Any evidence of any physical phenomena is probablystic? Maybe this is true of you go deep enough into mathematical/philosophical/quantum rabbit holes, but it doesn't pass the intuitive smell test - I could off-hand name tens of physical phenomena that will perform as expected 100% of the time, deterministic physics (on the macro scale, at least) are like the entire basis for the scientific method.


You may think you have 100% probability of event but then simulation glitches and outcome is different.


Ok but that hasn't been scientifically observed, so it's more of a religion than a theory.


This doesn't follow from Bell's inequalities. There are deterministic models of quantum mechanics which are compatible with Bell's theorem.


That's why I argue with people on the internet — to be corrected and learn new things in the process!

Please tell more.


Bells theorem says that he predictions of quantum mechanics are incompatible with any "local hidden variable model". Experiments show that the real world appears to follow the predictions of quantum mechanics, so no local hidden variable model can explain what we see in these experiments.

Therefore all you need to understand is what a "local hidden variable model" is, and what the lack of one would mean.

You should think of doing measurements in quantum mechanics as something like flipping a biased coin, or rolling a biased dice. Every time you do a measurement you get some outcome (maybe heads or tails or a number from 1 to 6) but the probabilities aren't generally the same, they're biased in a way which tells you something about the system. They can even be biased so much that the outcomes are deterministic (0 and 1 are still probabilities).

When you flip a coin or roll a dice, the outcomes are random from your point of view, but there isn't really any fundamental randomness going on. There's a bunch of data about how your hand moves, and the local wind speed and pressure and the physical characteristics of the coin which if you knew them then you'd be able to predict the outcome with certainty. People have even been able to build robots which can reliably flip coins to always get a desired outcome.

This "extra information" that makes the outcome deterministic if you know it we could call hidden variables. Its "hidden" because you don't generally know it.

If Bell's theorem said that there was no hidden variables model consistent with the predictions of quantum mechanics we'd be done now. We would have decided that quantum mechanics is fundamentally probabilistic and no extra hidden information could exist to make it deterministic. But Bell emphatically doesn't do that. The theorem says there is no local hidden variable model consistent with quantum mechanics. So what does "local" mean here? For that you can imagine that instead of rolling one dice I'm rolling one here, you're rolling a second one wherever you live, our friend on Mars is rolling a third one, etc. A hidden variable is "local" if it only affects the dice in once location.

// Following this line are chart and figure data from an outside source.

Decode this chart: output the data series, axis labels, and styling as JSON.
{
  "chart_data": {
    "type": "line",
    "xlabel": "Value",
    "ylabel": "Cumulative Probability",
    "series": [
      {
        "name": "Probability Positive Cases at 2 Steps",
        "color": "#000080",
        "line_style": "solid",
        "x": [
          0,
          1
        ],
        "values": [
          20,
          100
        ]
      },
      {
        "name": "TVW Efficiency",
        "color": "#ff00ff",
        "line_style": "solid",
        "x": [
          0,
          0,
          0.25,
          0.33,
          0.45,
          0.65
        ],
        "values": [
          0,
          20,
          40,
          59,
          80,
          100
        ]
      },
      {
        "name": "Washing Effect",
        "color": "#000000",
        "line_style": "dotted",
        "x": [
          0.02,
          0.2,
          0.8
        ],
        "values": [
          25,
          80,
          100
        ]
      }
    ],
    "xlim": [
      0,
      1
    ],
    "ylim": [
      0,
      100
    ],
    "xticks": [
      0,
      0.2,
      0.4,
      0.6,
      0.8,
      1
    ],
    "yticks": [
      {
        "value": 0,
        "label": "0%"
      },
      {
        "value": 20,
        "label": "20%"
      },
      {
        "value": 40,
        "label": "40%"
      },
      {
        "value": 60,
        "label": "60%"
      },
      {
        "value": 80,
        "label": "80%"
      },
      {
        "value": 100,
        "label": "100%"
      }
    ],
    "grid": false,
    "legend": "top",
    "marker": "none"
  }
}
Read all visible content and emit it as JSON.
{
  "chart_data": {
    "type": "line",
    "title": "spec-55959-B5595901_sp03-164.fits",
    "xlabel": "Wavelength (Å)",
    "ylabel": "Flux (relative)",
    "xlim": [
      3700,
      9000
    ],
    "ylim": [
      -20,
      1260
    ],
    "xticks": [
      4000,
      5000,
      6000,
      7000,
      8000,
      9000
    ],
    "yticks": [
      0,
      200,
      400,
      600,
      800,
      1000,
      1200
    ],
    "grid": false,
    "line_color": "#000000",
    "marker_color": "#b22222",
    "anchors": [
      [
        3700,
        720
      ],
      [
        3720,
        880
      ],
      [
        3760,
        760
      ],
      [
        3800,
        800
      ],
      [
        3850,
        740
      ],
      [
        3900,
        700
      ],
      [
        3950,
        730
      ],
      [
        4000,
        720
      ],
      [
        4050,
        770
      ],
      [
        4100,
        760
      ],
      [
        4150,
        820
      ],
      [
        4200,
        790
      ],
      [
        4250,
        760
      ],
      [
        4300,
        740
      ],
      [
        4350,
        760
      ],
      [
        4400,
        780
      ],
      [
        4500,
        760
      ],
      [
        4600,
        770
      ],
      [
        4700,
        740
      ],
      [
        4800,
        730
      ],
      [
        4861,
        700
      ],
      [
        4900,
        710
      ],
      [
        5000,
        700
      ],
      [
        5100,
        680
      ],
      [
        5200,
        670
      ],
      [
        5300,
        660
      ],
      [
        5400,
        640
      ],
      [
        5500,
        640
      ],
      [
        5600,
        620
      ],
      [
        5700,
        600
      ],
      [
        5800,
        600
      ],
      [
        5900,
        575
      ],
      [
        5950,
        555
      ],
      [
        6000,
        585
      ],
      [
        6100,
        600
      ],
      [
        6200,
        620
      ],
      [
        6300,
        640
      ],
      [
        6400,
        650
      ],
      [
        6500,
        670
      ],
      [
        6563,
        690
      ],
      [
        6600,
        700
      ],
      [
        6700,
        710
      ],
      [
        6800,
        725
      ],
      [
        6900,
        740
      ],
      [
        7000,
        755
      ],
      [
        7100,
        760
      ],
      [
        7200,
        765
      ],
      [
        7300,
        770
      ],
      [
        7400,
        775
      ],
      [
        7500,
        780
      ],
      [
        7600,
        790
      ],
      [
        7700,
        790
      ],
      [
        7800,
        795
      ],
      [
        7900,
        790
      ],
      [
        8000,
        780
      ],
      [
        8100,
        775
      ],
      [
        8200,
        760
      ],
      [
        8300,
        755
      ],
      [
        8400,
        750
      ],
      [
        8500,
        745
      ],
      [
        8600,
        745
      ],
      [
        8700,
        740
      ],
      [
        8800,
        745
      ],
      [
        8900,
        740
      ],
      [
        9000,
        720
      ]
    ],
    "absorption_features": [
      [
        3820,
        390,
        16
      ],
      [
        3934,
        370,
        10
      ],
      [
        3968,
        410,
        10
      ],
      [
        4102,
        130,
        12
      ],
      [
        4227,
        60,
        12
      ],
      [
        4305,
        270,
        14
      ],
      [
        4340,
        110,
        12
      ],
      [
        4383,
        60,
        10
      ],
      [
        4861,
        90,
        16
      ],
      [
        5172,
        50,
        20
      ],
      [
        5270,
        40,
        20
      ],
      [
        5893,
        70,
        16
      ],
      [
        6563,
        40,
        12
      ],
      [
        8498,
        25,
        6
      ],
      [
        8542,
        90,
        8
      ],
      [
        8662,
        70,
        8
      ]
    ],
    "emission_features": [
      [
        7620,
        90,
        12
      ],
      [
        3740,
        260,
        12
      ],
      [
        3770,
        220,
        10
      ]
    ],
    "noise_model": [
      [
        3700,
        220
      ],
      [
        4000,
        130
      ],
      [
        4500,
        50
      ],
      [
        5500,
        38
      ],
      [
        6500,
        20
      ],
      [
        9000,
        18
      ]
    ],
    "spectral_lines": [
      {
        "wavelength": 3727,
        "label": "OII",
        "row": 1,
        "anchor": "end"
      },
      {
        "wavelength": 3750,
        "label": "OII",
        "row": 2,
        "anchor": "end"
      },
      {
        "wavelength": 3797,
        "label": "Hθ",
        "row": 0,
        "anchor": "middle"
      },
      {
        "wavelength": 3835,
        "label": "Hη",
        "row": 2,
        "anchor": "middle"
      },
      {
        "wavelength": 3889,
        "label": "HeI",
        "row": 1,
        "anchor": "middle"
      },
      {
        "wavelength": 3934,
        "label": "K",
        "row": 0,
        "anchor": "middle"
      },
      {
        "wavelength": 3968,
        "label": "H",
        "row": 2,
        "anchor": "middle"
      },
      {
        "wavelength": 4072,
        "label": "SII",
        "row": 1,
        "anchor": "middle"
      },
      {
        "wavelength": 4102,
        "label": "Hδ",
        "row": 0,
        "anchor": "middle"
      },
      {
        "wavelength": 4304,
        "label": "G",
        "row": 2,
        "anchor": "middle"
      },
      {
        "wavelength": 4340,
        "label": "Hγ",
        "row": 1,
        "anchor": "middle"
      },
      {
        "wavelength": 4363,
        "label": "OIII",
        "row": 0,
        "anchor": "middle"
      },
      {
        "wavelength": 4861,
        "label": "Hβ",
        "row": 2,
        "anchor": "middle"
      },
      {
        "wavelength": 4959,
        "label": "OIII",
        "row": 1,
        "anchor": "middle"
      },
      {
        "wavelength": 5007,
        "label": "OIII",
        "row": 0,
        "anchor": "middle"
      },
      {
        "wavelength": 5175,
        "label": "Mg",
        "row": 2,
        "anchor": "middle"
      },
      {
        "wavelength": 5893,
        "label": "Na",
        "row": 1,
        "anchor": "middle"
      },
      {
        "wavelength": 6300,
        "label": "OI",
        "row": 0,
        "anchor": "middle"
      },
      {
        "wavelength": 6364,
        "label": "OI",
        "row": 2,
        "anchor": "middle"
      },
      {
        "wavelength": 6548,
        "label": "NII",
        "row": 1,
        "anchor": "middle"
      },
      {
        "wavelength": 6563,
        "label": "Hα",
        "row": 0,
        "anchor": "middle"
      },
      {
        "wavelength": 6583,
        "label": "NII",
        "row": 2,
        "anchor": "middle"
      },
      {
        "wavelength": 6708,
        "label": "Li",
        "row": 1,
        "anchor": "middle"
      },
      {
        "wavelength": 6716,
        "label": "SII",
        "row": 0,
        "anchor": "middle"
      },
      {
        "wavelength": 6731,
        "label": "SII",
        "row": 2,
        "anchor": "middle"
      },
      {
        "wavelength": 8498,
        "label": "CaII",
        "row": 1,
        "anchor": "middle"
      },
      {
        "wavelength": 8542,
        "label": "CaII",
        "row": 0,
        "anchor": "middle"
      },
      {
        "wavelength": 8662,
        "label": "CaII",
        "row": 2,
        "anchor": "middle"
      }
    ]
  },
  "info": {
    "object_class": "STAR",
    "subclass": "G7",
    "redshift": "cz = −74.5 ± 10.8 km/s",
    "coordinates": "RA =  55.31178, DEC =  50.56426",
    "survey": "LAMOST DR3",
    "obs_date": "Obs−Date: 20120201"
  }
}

Bell's theorem says that if you want to have a hidden variable model that reproduces quantum mechanical predictions then it needs to be nom-local. That is the hidden variable has to affect the experiment here, and the one with you, and the one on Mars all at the same time. We consider that non-local hidden variables are unlikely because they're essentially magic, they need to affect things arbitrarily far away from each other all at the same time. Amongst other things this is wildly on conflict with special relativity.


> We consider that non-local hidden variables are unlikely

Doesn't that essentially mean the same as

> If Bell's theorem said that there was no hidden variables model consistent with the predictions of quantum mechanics we'd be done now.

?


Unlikely does not mean the same as impossible, so no.

There are also some "loopholes" in the story I told above. For example the many worlds interpretation of quantum mechanics is completely local and deterministic, but weird enough that the standard formulation of hidden variables models doesn't apply to it.


> We know that for a fact

Probably.


The only true facts are the useless tautologies... Sad for the theory of knowledge, truly...


"Probabilistic evidence" != "no evidence".

> The error rate is very high.

Citation needed. More citation needed to show that it's high enough that it invalidates the evidence.